The line referenced in the error is:

      {reviews.map((review) => (
        <Review key={review.id} review={review} />
      ))}

(the mutation code is inside a <Review> that is being removed from reviews)

https://github.com/GraphQLGuide/guide/blob/repro-7061/src/components/ReviewList.js#L40

Related but probably broad issue: https://github.com/apollographql/apollo-client/issues/6209

Nickersona commented 4 years ago

@Nickersona you can leave out the id property for a root query field.

Or if you mean it's hard to identify which version of root query field with differing pagination arguments, Ben recommends setting keyArgs: false, which will result in a single cache entry with no arguments. #6394 (comment)

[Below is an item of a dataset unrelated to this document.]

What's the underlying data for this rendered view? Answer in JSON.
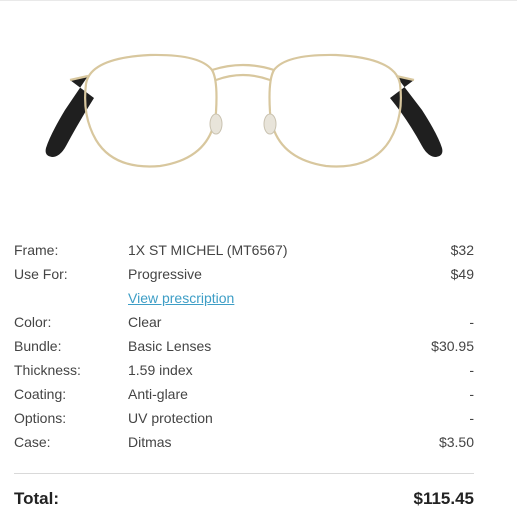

Thanks for the response guys. So I didn't realize I could just not pass an Id to get the root query. That got me half way there 🎉 , but now I'm running into the problem of identifying my Connection field with it's set of variables. I've setup the @connection directive to ignore my pagination arguments. So are you telling me that with cache.modify, It's impossible to distinguish between multiple cache entries for connections with different argument sets?

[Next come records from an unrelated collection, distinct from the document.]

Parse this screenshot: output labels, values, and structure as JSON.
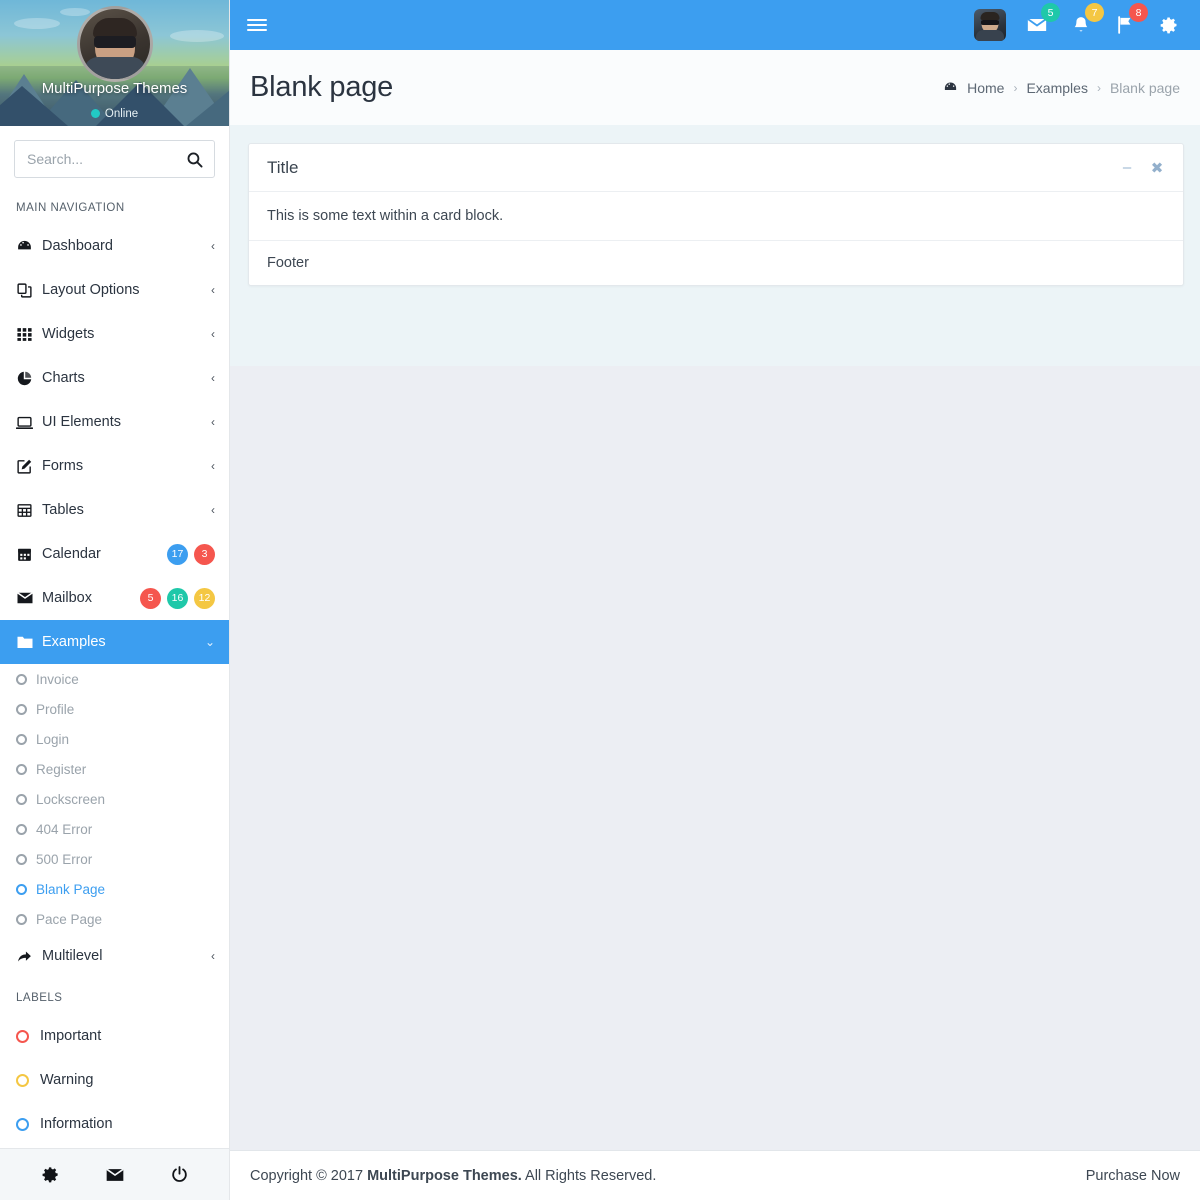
{
  "brand": {
    "name": "MultiPurpose Themes",
    "status": "Online",
    "accent": "#3c9ef0"
  },
  "search": {
    "placeholder": "Search...",
    "value": "",
    "icon": "search-icon"
  },
  "sidebar": {
    "sections": [
      {
        "heading": "MAIN NAVIGATION"
      },
      {
        "heading": "LABELS"
      }
    ],
    "items": [
      {
        "label": "Dashboard",
        "icon": "dashboard-icon",
        "arrow": "‹"
      },
      {
        "label": "Layout Options",
        "icon": "layers-icon",
        "arrow": "‹"
      },
      {
        "label": "Widgets",
        "icon": "grid-icon",
        "arrow": "‹"
      },
      {
        "label": "Charts",
        "icon": "pie-chart-icon",
        "arrow": "‹"
      },
      {
        "label": "UI Elements",
        "icon": "monitor-icon",
        "arrow": "‹"
      },
      {
        "label": "Forms",
        "icon": "edit-icon",
        "arrow": "‹"
      },
      {
        "label": "Tables",
        "icon": "table-icon",
        "arrow": "‹"
      },
      {
        "label": "Calendar",
        "icon": "calendar-icon",
        "badges": [
          {
            "text": "17",
            "color": "#3c9ef0"
          },
          {
            "text": "3",
            "color": "#f5564e"
          }
        ]
      },
      {
        "label": "Mailbox",
        "icon": "envelope-icon",
        "badges": [
          {
            "text": "5",
            "color": "#f5564e"
          },
          {
            "text": "16",
            "color": "#1fc8a9"
          },
          {
            "text": "12",
            "color": "#f4c743"
          }
        ]
      },
      {
        "label": "Examples",
        "icon": "folder-icon",
        "arrow": "⌄",
        "active": true
      }
    ],
    "submenu": [
      {
        "label": "Invoice"
      },
      {
        "label": "Profile"
      },
      {
        "label": "Login"
      },
      {
        "label": "Register"
      },
      {
        "label": "Lockscreen"
      },
      {
        "label": "404 Error"
      },
      {
        "label": "500 Error"
      },
      {
        "label": "Blank Page",
        "active": true
      },
      {
        "label": "Pace Page"
      }
    ],
    "after_submenu": [
      {
        "label": "Multilevel",
        "icon": "share-icon",
        "arrow": "‹"
      }
    ],
    "labels": [
      {
        "label": "Important",
        "color": "#f5564e"
      },
      {
        "label": "Warning",
        "color": "#f4c743"
      },
      {
        "label": "Information",
        "color": "#3c9ef0"
      }
    ],
    "footer_icons": [
      {
        "name": "gear-icon"
      },
      {
        "name": "envelope-icon"
      },
      {
        "name": "power-icon"
      }
    ]
  },
  "topbar": {
    "menu_toggle": "hamburger-icon",
    "user_avatar": "user-avatar",
    "icons": [
      {
        "name": "envelope-icon",
        "badge": "5",
        "badge_color": "#1fc8a9"
      },
      {
        "name": "bell-icon",
        "badge": "7",
        "badge_color": "#f4c743"
      },
      {
        "name": "flag-icon",
        "badge": "8",
        "badge_color": "#f5564e"
      },
      {
        "name": "gear-icon",
        "badge": "",
        "badge_color": ""
      }
    ]
  },
  "page": {
    "title": "Blank page",
    "breadcrumb": [
      {
        "label": "Home",
        "icon": "dashboard-icon"
      },
      {
        "label": "Examples"
      },
      {
        "label": "Blank page",
        "current": true
      }
    ],
    "separator": "›"
  },
  "card": {
    "title": "Title",
    "body": "This is some text within a card block.",
    "footer": "Footer",
    "minimize_icon": "minimize-icon",
    "close_icon": "close-icon",
    "minimize_glyph": "–",
    "close_glyph": "✖"
  },
  "footer": {
    "copyright_prefix": "Copyright © 2017 ",
    "copyright_brand": "MultiPurpose Themes.",
    "copyright_suffix": " All Rights Reserved.",
    "purchase": "Purchase Now"
  }
}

Would something like this make sense?:

  cache.modify({
    fields: {
      [cache.identifyFieldConnectionKey('queryName', variables)]: (cachedSearchIssues) => {
        // replace specific query cache entry
      },
    },
  });

Where identifyFieldConnectionKey() would return the corresponding query cache key with all the identified keyArgs.

I'm not quite sure what you mean by

Ben recommends setting keyArgs: false, which will result in a single cache entry with no arguments.

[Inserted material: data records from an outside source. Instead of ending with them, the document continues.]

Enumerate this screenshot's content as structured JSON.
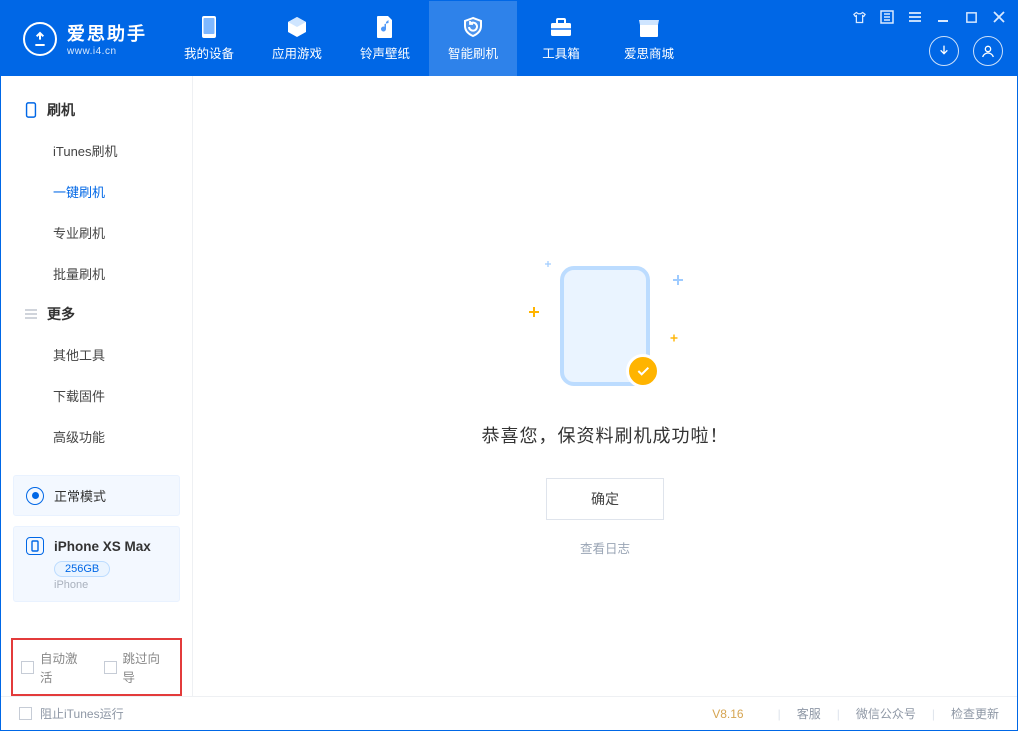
{
  "app": {
    "name_cn": "爱思助手",
    "name_en": "www.i4.cn"
  },
  "nav": {
    "device": "我的设备",
    "apps": "应用游戏",
    "ringtones": "铃声壁纸",
    "flash": "智能刷机",
    "toolbox": "工具箱",
    "store": "爱思商城"
  },
  "sidebar": {
    "group_flash": {
      "title": "刷机"
    },
    "items_flash": {
      "itunes": "iTunes刷机",
      "oneclick": "一键刷机",
      "pro": "专业刷机",
      "batch": "批量刷机"
    },
    "group_more": {
      "title": "更多"
    },
    "items_more": {
      "other": "其他工具",
      "firmware": "下载固件",
      "advanced": "高级功能"
    },
    "mode_label": "正常模式",
    "device": {
      "name": "iPhone XS Max",
      "capacity": "256GB",
      "type": "iPhone"
    },
    "options": {
      "auto_activate": "自动激活",
      "skip_guide": "跳过向导"
    }
  },
  "main": {
    "success_msg": "恭喜您，保资料刷机成功啦！",
    "confirm": "确定",
    "view_log": "查看日志"
  },
  "statusbar": {
    "block_itunes": "阻止iTunes运行",
    "version": "V8.16",
    "support": "客服",
    "wechat": "微信公众号",
    "check_update": "检查更新"
  }
}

For my use case is that there can potentially be many of these paginated lists on a given page. I need to be able to have separate cache entries for both. Are you saying that in this case I need to build a custom caching mechanism in the fields read/write functions which can map the arguments back to distinct cached lists, basically ignoring the @connection directive?

benjamn commented 4 years ago

@Nickersona If you're using keyArgs to achieve the same separation that @connection allows, then you have the right idea, since that's what it's for. In fact, you probably do not need to use @connection if you're using keyArgs: [...].

So are you telling me that with cache.modify, It's impossible to distinguish between multiple cache entries for connections with different argument sets?

If you're using field arguments to differentiate field values, the cache.modify modifier function will be called for each version of the field. You can tell the calls apart by examining the details object that's passed as the second argument to the modifier function. In particular, details.storeFieldName will be different for different arguments. If you can perform your modifications without worrying about the arguments, that certainly makes things easier. If your modifications depend on the arguments, here's my recommendation for accessing the arguments without having to parse details.storeFieldName: https://github.com/apollographql/apollo-client/issues/6394#issuecomment-656193666

Nickersona commented 4 years ago

Amazing. Thanks @benjamn I wasn't aware of what was available on the details field. Appreciate the help 🙏, and apologies for derailing the original issue.

kieranbenton commented 3 years ago

Firstly, thanks for the information in here - I've struggled to find the information in https://github.com/apollographql/apollo-client/issues/7061#issuecomment-698996938 documented anywhere. Am I missing something or should the documentation be updated with a more complex example to show how to modify nested data, which I thought was quite a common scenario but perhaps not?

Secondly, does anyone know if there is any way to get Typescript types for cache.modify? Right now although this method works it feels extremely fragile to me as its not tied to any of my generated TS types for my queries.